Возьми с собой для вида Данилку да Никитку Кузнецовых, якобы двор убрать, в конюшне вычистить, к комиссии приготовиться, а как ворота будешь запирать, их отпусти, да замешкайся как – бы ненароком, я уж буду ждать в лесочке.
–Ну возьмем еще серебра да золота, и будут они бока отлеживать, как и та брошка?
–Да придет, придет времечко, у тебя сын растет, не тебе, так ему благо будет, да и твой век не так короток, как мой. Дай бог, еще детки будут, может в люди выдут, в хоромах жить будут каменных, а не как мы, лаптем щи хлебать. С деньгами и в городе устроиться можно.

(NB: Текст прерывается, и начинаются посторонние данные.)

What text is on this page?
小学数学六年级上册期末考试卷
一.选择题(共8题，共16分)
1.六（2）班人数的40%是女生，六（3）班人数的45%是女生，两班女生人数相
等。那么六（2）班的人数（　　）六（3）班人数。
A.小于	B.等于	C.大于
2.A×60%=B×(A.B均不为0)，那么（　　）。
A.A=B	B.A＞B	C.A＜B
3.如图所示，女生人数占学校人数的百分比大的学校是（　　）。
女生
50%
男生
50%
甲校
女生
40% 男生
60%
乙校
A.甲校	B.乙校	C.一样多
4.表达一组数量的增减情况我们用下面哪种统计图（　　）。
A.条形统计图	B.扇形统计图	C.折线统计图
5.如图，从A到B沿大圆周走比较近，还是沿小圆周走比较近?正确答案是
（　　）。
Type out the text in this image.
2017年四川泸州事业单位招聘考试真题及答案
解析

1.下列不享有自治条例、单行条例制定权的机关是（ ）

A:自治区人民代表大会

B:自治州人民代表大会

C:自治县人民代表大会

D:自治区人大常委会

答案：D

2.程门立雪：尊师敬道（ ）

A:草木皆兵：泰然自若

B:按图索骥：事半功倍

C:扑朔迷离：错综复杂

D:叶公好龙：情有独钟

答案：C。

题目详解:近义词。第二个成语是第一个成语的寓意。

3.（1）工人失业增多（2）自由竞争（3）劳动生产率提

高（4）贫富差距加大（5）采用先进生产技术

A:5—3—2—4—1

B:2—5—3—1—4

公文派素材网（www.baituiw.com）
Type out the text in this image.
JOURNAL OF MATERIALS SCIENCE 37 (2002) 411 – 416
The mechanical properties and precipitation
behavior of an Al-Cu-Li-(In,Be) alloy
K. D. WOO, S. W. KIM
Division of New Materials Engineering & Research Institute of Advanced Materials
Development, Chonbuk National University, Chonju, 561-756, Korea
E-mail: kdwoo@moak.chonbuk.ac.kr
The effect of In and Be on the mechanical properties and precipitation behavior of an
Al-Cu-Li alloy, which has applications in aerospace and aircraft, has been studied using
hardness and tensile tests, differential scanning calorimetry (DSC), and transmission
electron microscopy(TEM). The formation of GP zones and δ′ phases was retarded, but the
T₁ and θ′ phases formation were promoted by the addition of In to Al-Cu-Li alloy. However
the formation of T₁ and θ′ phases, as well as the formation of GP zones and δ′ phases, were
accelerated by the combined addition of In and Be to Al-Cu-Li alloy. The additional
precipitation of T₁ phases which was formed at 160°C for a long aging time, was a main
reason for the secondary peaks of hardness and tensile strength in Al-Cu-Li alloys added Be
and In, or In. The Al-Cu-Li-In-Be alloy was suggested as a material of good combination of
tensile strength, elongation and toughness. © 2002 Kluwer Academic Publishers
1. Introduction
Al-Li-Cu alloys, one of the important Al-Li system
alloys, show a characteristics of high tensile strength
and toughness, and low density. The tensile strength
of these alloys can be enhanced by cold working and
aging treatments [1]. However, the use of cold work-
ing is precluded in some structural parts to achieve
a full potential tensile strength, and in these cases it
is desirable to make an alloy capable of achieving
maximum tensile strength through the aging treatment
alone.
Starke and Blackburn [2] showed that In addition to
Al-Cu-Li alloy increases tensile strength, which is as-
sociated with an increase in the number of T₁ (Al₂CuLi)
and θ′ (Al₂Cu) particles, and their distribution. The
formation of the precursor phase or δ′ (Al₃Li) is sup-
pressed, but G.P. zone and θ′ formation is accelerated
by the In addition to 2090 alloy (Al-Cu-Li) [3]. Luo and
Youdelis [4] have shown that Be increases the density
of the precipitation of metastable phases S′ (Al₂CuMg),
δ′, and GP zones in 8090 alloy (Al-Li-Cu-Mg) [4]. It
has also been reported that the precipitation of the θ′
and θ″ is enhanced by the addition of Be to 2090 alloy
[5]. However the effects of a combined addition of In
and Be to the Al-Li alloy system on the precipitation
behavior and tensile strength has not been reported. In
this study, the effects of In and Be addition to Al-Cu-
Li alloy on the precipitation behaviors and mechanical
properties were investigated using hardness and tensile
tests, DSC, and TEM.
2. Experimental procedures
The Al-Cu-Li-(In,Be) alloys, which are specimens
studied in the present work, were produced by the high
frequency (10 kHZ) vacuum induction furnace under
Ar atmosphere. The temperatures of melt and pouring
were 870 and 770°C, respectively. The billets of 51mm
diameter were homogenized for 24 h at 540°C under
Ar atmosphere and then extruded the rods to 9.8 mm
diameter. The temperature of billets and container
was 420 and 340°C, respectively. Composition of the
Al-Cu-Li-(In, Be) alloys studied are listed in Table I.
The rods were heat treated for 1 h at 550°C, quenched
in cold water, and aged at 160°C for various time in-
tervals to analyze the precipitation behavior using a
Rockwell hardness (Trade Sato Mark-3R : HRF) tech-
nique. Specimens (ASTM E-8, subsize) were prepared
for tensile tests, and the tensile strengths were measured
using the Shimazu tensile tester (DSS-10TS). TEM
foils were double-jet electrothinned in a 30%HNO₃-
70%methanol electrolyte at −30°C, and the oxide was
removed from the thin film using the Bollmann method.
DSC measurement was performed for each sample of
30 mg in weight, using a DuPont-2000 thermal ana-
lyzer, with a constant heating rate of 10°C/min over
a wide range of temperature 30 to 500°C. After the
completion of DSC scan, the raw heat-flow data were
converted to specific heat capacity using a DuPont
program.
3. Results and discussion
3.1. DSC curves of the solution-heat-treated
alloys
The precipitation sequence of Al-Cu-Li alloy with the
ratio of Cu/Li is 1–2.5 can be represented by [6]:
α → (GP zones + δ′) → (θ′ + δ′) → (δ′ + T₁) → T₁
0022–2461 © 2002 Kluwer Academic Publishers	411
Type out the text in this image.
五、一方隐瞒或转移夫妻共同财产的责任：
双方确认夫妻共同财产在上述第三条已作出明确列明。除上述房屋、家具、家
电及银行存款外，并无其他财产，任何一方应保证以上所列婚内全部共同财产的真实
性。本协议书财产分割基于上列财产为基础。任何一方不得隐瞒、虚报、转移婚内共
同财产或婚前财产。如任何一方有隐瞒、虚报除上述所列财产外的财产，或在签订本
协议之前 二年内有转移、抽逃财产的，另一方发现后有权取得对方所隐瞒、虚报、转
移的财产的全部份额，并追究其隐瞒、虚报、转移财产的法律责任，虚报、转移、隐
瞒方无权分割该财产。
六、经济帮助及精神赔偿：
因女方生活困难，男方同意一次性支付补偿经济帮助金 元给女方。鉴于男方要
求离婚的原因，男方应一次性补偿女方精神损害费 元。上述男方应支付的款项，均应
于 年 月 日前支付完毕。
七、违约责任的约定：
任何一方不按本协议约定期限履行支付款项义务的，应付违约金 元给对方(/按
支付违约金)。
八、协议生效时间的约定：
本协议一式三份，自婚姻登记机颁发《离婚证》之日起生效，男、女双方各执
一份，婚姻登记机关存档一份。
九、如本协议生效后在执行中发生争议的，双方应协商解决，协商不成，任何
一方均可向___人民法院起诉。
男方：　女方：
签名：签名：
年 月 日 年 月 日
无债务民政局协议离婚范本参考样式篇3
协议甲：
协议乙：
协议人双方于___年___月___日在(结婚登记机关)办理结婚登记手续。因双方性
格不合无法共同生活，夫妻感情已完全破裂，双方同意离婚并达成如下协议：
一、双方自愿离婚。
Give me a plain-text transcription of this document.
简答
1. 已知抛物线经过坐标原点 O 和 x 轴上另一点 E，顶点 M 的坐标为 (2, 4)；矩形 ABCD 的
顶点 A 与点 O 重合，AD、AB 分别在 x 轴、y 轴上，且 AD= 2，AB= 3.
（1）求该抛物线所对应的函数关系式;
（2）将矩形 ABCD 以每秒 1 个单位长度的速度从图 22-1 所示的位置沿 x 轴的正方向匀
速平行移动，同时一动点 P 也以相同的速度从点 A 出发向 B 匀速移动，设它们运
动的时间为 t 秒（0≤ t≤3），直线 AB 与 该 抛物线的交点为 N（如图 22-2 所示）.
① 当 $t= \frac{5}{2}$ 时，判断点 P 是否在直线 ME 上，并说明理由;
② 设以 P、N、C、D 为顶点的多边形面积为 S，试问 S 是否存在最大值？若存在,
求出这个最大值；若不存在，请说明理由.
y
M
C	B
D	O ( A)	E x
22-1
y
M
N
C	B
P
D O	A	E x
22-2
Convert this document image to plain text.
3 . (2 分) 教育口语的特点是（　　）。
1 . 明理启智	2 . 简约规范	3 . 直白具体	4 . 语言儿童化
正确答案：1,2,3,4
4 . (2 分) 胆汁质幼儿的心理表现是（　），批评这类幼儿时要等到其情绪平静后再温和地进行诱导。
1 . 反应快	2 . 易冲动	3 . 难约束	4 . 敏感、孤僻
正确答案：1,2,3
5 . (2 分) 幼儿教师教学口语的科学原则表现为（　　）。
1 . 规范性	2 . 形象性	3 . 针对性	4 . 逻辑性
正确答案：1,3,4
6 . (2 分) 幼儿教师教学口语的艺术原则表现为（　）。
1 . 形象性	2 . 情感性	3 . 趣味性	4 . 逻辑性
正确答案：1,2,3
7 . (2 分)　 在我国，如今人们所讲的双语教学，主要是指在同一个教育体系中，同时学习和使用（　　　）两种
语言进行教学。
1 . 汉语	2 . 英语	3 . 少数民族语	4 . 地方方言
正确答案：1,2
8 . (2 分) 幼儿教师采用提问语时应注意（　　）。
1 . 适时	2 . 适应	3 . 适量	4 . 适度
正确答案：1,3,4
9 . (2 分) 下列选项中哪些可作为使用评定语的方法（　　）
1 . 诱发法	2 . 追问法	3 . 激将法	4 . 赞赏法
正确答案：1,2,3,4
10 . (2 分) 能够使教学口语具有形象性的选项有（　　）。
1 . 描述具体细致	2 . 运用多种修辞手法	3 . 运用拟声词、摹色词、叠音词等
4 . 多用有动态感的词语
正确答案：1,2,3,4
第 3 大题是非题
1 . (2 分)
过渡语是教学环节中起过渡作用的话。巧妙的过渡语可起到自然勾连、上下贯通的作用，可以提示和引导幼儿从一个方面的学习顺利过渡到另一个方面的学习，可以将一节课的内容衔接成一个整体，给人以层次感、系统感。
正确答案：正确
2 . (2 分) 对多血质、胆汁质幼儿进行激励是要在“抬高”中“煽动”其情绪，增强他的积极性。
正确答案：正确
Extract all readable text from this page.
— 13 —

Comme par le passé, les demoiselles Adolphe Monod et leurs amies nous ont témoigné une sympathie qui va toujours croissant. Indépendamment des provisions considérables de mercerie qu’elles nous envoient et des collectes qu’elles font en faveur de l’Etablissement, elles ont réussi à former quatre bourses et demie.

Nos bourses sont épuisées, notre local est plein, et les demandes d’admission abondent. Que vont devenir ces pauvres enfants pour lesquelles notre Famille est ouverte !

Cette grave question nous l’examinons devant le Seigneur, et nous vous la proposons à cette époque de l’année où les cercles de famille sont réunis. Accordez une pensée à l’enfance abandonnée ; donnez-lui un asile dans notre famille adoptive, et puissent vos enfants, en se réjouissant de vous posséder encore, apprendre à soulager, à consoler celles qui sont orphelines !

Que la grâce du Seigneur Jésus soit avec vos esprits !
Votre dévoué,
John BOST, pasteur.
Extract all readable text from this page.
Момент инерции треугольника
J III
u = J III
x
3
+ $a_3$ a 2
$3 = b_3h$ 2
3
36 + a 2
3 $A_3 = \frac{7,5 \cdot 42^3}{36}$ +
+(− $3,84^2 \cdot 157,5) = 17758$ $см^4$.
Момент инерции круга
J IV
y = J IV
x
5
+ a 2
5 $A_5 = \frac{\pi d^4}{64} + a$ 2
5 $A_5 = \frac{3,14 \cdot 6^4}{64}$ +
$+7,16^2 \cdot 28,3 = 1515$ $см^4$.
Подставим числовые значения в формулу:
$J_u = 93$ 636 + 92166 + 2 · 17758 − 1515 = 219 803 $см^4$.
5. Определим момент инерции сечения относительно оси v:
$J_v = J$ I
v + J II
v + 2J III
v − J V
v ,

–Да сколько ждать–то? Видно, как родились ущербными, так и помрем, а детки наши от лапотников недалеко уйдут, разве что ботинки с калошами наденут- Возражал Алексей тестю, да умом понимал, что уже не откажется от этой затеи. Только в свидетели брать никого не хотелось. Позже он будет вспоминать этот день, как самый постыдный и проклятый в его жизни. Что руководило тогда им не сможет ответить и оправдать себя за это.
Алексей утаил от тестя свои помыслы и поступил по-своему. Стало темнеть, сославшись на дела в монастыре, он запряг телегу и поспешил в монастырь. Решил действовать более хитро, не скрываясь, будто бы готовясь к комиссии, поехал предварительно посмотреть, что где надо изымать. Оставив телегу у монастырских ворот, закрыл ворота изнутри.
Он все продумал, брать монастырскую утварь, пусть даже ценную, не имело смысла, при теперешнем отношении к религии и закрытии Храмов, реализовать их в ближайшее время не представлялось возможным. Он искал те ценности, которые оказались бы востребованными не только в церковном обиходе. Войдя в Храм, он по старой привычке перекрестился и произнес: «Прости меня Господи». Со стен Храма, с древних икон на него смотрели лики святых, смиренно ожидая своей участи, милостиво прощая его богоотступничество и сребролюбие, ибо знали, как падок человек во грехах своих.
В разные моменты своей жизни, в радости и беде, человек обращается в молитве к иконе, украшая ее с благодарностью и надеждой разными дарами.